Sunday, February 6, 2022

I feel cruddy physically and emotionally - I’m ready to change.

28, male, 220lbs, 5’10”. My lowest was 160lbs back in high school.

To be frank, my life has felt dominated by diet and weight loss for as long as I can remember. My late step father was obese, and much of my childhood was watching him yo yo until his passing (330 - 210 - 305 in 2-3 years). Personally, I can’t remember a time I ever felt “skinny.” There’s always been something there, and it’s generally shown itself in a struggle to ever feel comfortable in my own body. Clothes have always seemed too short and I’ve always struggled physically.

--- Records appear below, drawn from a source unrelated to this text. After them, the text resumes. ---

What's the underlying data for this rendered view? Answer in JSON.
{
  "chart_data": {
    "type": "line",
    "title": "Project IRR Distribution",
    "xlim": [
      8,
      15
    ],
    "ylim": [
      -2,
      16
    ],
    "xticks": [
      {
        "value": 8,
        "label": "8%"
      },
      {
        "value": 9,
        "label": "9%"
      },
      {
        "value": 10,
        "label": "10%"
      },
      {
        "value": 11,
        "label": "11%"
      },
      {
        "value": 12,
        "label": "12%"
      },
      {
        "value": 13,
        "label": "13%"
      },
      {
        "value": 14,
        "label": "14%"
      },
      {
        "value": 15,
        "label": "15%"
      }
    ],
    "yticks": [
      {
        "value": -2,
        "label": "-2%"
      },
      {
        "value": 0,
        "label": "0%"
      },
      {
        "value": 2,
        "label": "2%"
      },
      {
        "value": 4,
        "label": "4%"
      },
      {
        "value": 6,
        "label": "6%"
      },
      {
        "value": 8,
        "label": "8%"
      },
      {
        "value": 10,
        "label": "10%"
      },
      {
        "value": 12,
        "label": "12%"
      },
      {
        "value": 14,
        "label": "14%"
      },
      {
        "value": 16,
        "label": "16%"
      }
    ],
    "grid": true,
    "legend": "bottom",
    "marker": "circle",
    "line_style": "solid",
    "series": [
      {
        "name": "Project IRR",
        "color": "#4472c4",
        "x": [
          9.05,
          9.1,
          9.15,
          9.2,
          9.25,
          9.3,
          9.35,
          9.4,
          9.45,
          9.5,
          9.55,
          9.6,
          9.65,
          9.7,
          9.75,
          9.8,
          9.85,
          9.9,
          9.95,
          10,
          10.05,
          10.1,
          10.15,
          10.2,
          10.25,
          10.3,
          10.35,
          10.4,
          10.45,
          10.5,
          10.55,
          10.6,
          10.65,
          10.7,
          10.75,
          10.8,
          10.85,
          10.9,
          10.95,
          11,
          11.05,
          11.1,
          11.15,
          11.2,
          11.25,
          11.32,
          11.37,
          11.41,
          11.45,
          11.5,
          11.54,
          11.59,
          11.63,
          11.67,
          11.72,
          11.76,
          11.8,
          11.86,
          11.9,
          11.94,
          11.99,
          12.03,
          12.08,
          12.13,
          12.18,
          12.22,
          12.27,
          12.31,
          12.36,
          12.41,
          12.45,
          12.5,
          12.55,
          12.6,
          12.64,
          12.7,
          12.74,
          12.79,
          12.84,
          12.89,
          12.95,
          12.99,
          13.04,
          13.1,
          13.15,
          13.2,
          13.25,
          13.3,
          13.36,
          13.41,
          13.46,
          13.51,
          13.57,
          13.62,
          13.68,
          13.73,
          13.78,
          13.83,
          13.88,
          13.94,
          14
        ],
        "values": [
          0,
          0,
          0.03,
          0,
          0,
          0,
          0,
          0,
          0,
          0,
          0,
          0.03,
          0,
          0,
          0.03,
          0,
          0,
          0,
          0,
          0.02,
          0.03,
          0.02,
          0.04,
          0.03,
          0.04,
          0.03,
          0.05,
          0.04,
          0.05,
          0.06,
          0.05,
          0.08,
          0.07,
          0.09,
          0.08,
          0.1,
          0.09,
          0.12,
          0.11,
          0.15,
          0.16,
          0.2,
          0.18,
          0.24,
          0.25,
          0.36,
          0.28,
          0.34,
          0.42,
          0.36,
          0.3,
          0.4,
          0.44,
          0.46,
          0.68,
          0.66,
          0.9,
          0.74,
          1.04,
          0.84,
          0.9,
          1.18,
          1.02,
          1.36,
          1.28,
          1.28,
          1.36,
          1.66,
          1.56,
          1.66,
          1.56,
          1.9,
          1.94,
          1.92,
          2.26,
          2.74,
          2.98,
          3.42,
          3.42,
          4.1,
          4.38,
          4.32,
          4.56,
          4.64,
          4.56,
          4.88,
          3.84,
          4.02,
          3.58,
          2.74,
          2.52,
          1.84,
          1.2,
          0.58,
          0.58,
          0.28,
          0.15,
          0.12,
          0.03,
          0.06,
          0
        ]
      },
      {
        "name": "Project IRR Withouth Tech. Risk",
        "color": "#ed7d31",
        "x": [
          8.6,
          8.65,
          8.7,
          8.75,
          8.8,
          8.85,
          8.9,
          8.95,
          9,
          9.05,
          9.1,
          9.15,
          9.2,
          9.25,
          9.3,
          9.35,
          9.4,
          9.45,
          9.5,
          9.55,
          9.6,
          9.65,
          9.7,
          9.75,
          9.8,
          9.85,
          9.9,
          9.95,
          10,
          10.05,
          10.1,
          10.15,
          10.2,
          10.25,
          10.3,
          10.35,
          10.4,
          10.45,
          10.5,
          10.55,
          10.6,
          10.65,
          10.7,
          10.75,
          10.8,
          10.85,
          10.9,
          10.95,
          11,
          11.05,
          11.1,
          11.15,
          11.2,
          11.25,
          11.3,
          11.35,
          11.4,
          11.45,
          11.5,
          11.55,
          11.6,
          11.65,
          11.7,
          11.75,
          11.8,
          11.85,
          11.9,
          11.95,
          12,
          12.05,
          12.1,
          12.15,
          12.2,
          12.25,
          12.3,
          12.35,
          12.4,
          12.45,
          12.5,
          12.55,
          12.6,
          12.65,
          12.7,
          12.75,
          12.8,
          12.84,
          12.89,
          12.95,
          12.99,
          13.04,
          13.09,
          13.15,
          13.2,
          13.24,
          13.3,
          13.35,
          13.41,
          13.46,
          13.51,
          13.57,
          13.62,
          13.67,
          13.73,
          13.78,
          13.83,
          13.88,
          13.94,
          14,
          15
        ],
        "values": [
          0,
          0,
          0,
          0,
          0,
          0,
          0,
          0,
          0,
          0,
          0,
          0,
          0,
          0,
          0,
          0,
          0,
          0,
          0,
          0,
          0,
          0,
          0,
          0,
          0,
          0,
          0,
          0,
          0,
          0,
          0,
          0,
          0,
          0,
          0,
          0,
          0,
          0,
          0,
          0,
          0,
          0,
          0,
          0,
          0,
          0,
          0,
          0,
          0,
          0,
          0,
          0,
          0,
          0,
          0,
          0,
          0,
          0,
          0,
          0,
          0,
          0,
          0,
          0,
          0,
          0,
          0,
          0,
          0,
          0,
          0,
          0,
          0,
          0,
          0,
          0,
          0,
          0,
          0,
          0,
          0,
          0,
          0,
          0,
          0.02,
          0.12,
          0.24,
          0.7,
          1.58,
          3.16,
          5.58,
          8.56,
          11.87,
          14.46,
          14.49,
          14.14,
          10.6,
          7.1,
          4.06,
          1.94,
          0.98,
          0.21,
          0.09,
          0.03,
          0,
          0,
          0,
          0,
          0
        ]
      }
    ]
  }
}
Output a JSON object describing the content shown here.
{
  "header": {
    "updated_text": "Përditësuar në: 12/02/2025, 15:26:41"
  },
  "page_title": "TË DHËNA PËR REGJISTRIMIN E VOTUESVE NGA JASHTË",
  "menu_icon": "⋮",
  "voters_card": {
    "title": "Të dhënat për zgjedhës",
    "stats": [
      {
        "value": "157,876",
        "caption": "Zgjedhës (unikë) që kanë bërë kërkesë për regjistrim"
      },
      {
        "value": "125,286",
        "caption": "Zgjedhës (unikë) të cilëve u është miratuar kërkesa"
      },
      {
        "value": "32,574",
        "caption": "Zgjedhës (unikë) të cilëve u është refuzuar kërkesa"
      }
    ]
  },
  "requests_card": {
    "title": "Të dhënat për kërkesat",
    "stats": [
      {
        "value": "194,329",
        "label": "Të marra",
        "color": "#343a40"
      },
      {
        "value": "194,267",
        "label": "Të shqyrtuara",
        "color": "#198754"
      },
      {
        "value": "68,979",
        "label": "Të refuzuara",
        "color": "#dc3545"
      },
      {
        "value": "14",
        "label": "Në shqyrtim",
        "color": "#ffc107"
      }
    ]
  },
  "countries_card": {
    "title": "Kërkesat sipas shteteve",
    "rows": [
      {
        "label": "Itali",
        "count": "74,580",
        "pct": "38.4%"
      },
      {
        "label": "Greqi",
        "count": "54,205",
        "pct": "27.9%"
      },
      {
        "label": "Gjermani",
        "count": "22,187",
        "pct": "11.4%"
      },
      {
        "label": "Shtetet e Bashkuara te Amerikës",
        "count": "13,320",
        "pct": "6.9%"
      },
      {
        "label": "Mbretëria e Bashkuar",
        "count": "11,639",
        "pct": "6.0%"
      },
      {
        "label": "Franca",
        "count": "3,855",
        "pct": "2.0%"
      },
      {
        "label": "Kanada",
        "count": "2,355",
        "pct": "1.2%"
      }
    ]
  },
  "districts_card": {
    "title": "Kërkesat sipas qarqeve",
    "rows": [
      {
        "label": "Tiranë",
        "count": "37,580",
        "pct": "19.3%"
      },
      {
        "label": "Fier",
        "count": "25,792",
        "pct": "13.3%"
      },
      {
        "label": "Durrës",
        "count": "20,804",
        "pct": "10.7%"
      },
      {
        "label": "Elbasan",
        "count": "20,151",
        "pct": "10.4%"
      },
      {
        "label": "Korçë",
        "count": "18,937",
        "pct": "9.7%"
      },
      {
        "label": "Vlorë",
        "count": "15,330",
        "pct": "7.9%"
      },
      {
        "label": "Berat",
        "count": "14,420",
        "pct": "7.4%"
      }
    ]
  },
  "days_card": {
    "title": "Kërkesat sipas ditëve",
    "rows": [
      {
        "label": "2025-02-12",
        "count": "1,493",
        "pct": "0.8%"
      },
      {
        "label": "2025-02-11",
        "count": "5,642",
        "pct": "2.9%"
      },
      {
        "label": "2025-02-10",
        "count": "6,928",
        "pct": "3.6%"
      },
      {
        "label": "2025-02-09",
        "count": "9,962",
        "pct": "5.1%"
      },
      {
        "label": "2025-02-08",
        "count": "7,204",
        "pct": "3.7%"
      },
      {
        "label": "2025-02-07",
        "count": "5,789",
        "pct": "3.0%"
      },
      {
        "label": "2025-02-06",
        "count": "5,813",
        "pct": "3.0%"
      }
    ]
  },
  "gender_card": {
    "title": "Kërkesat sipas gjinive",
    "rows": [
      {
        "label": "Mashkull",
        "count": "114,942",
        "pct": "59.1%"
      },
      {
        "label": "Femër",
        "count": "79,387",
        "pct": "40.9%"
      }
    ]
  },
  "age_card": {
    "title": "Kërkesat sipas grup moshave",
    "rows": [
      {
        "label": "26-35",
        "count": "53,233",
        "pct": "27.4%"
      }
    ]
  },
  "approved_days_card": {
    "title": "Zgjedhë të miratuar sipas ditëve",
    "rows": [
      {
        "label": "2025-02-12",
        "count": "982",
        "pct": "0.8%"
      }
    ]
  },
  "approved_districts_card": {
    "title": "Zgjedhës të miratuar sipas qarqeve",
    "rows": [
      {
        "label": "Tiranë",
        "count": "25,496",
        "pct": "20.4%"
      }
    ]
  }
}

On the physical end of things, it’s been much the same. Growing up I was always the slowest or weakest, and often the last picked for any team. I instead turned to more sedentary activities where I was more likely to succeed. As I got older I tried to adjust this, and joined the military. Basic Training was almost a flop, with an intensive physical program being required for me to actually pass. Afterward the entirety of my enlistment was spent dreading PT tests until that and mental health struggles eventually led to an honorable discharge.

It’s now been ~7yrs since and I’m happy to say I’ve changed in a lot of ways. My mental health is better and I have a wonderful fiancee. I have worked quite hard to identify my personal strengths, and I generally try to be better about accepting that not everything happens right away. Weight still remains a problem though.

2yrs into the pandemic and I’m now at my heaviest. Over the last 4yrs, I’ve tried intermittent fasting, rapid diet changes, gym trips, runs - you name it. I even injured my ankle at one point.

The fact of the matter is - I’m done. I don’t want to feel like the wet blanket that never wants to go to the beach. I don’t want to copy my stepfather who could never play catch with me (though was wonderful in many other ways). I don’t want to dread photos and most of all, I want to feel like the real person I am underneath all the fat come my wedding day.

/r/loseit, I’ve read the compendium and the FAQ. What other advice do you have for someone in my situation? I’m all ears and recognize I have a problem to solve. I don’t want anything or expect to make a change overnight, but I don’t want to ever again look back and go, “what did I do with all that time?”

A few one off struggles: - headaches. Whenever I try and make dietary changes, I seem to be plagued with intense headaches. - Veggies. I’m slowly getting slightly better at this, but veggies used to literally make me vomit as a child. I don’t pretend this isn’t in my head, and I want to change it. The wife is a chef and I’ve been fortunate enough to go to some amazing restaurants that have shown me just how silly my opinions are here. - Shakiness. Every so often I get intense shakes, most frequently between meal breaks but sometimes spontaneously enough that I can’t chalk up why. These are my biggest binge periods, where I gorge until the shakes go away and I feel normal again. - I dont really feel “hungry” or “thirsty” anymore. More often than not I gauge when to eat by my mood. My parents would always say I was cranky because I was hungry or needed to nap, and that still isn’t changed.

Thank you all for reading. Some level of this was a cathartic rant, but I truly appreciate any and all feedback. I’m tired of starting and stopping, and I want to finally be the person I deserve to be.